Quem está com a razão depois da suspensão de Cacá Bueno na Stock Car?

Turismo |
29 de julho de 2015

Lutando pelo hexa, piloto carioca não poderá correr próxima etapa do campeonato por ter insultado a organização da prova

“Os caras são uns imbecis, como sempre a CBA é um bando de imbecil”. Essas foram as palavras ditas por Cacá Bueno via rádio à sua equipe, a Red Bull Racing ao final da prova válida pela segunda etapa da Stock Car 2015 em Ribeirão Preto. Porém, a conversa vazou e foi transmitida ao vivo. O pentacampeão foi o primeiro a cruzar a linha de chegada, mas por erro da organização, não recebeu a bandeira quadriculada. Pressionado por Marcos Gomes, o segundo colocado, Bueno continuou acelerando enquanto a pista já havia sido tomada por fiscais e mecânicos. Depois de ser alertado por rádio que a prova tinha terminado, o piloto foi até a cabine da direção de prova reclamar da não sinalização.

Isso foi em 05 de abril, mas só agora saiu o resultado final da punição ao piloto: O STJD (Superior Tribunal de Justiça Desportiva) avaliou o caso e deu a razão à CBA (Confederação Brasileira de Automobilismo). Considerou a atitude de Bueno “uma multa gravíssima”. Assim, o excluiu da próxima etapa na Stock Car, além de uma multa de R$ 50 mil destinada aos cofres da entidade. Mas, fora dos tribunais, quem realmente tem razão no caso?

Cacá Bueno invade cabine da direção de prova para reclamar de bandeirada que não ocorreu (Frame Sportv)
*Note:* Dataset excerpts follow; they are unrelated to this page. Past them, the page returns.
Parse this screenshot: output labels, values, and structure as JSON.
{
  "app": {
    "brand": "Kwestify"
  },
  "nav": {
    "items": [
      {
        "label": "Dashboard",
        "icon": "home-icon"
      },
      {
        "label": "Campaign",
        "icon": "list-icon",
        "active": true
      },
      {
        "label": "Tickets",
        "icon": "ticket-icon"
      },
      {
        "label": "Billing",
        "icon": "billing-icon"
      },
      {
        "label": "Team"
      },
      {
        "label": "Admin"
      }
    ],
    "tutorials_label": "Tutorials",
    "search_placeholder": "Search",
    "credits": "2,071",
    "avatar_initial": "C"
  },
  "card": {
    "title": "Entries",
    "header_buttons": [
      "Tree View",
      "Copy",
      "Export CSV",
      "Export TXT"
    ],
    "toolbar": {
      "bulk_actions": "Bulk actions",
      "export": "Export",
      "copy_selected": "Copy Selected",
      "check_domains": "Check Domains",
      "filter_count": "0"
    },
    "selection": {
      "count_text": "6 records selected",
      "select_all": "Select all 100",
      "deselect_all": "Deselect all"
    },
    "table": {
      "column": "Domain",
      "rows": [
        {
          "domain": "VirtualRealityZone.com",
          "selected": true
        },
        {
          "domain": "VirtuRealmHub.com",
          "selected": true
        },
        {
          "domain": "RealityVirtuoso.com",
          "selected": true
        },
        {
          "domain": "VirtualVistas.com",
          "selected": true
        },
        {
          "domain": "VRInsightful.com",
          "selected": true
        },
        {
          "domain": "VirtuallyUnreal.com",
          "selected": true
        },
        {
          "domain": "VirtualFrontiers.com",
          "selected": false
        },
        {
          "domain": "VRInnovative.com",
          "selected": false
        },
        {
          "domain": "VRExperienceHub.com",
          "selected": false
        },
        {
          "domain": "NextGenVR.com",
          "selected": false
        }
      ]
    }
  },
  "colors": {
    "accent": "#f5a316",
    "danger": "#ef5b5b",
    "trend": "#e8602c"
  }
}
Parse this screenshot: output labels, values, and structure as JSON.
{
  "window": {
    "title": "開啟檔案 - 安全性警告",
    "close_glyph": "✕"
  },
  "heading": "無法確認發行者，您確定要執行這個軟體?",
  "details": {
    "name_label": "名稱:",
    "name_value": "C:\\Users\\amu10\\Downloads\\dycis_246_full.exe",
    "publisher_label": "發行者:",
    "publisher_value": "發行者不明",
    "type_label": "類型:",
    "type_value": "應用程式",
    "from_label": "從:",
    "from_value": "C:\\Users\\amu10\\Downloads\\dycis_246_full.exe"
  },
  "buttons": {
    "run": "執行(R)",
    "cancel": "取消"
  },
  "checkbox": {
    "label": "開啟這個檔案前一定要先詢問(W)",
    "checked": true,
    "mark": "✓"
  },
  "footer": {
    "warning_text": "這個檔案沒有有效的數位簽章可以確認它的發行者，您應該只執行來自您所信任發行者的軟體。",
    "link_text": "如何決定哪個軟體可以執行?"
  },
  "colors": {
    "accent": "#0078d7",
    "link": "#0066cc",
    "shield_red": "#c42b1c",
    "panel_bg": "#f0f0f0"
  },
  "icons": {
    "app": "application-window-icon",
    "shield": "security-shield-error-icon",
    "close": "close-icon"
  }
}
Cacá Bueno vai até cabine da direção de prova para reclamar de bandeirada que não ocorreu (Frame Sportv)

 

As palavras do líder da temporada 2015 da Stock Car foram duras e desmedidas. Ele respondeu a um erro pontual com outro erro pontual. A não bandeirada foi uma falha humana, facilmente evitável. De cabeça quente e mergulhado em toda a tensão do momento, Cacá também falhou e poderia ter guardado facilmente todos os insultos.

“O que aconteceu em Ribeirão Preto foi uma falha humana, que todos estamos sujeitos”, pondera Bueno. “No mesmo dia, conversei com a bandeirinha, que me pediu desculpa, assim como eu também me desculpei pela minha reação, e ficou tudo certo entre a gente. Mas quiseram dar continuidade a este assunto, levando para o tribunal. Continuo achando um absurdo pegarem uma conversa de rádio, privada, entre eu e a minha equipe e ter transformado isso numa declaração ou entrevista para criar uma polêmica”, completa o carioca.

O nervosismo provocado pelo erro fez a fiscal Andrea Cristina Ladeira chorar nos bastidores: “Muita gente veio falar comigo e durante a visitação de boxes eu fiz questão de ir conversar com o Cacá e pedir desculpas. Ele até ficou surpreso, mas também se desculpou comigo por ter achado que chorei por causa das declarações dele – e até então eu não tinha visto nada do que ele disse sobre o ocorrido. Ele pediu desculpas, eu também. Tiramos uma foto juntos e tudo se resolveu” disse a fiscal voluntária.

 

Fiscal de prova é consolada após o erro  (Frame Sportv)

Fiscal de prova é consolada após o erro (Frame Sportv)

 

Piloto e a fiscal responsável pela bandeirada final Andrea Cristina Ladeira, se entendem depois de confusão (Reprodução)

Piloto e a fiscal responsável pela bandeirada final Andrea Cristina Ladeira, se entendem depois de confusão (Reprodução)

 

Entidade e piloto erraram. Contudo, só um dos lados pagará pelo deslize. Não é de bom tom um dos pilotos de maior referência que corre na categoria de maior visibilidade do automobilismo nacional desmerecer a sua organização. É praticamente desrespeitar a si mesmo. Por outro lado, os desdobramentos do erro da CBA poderiam ser mais graves. Com Bueno e Gomes acelerando em uma pista com carros parados e pessoas andando por ali, o risco de acontecer algum acidente foi alto.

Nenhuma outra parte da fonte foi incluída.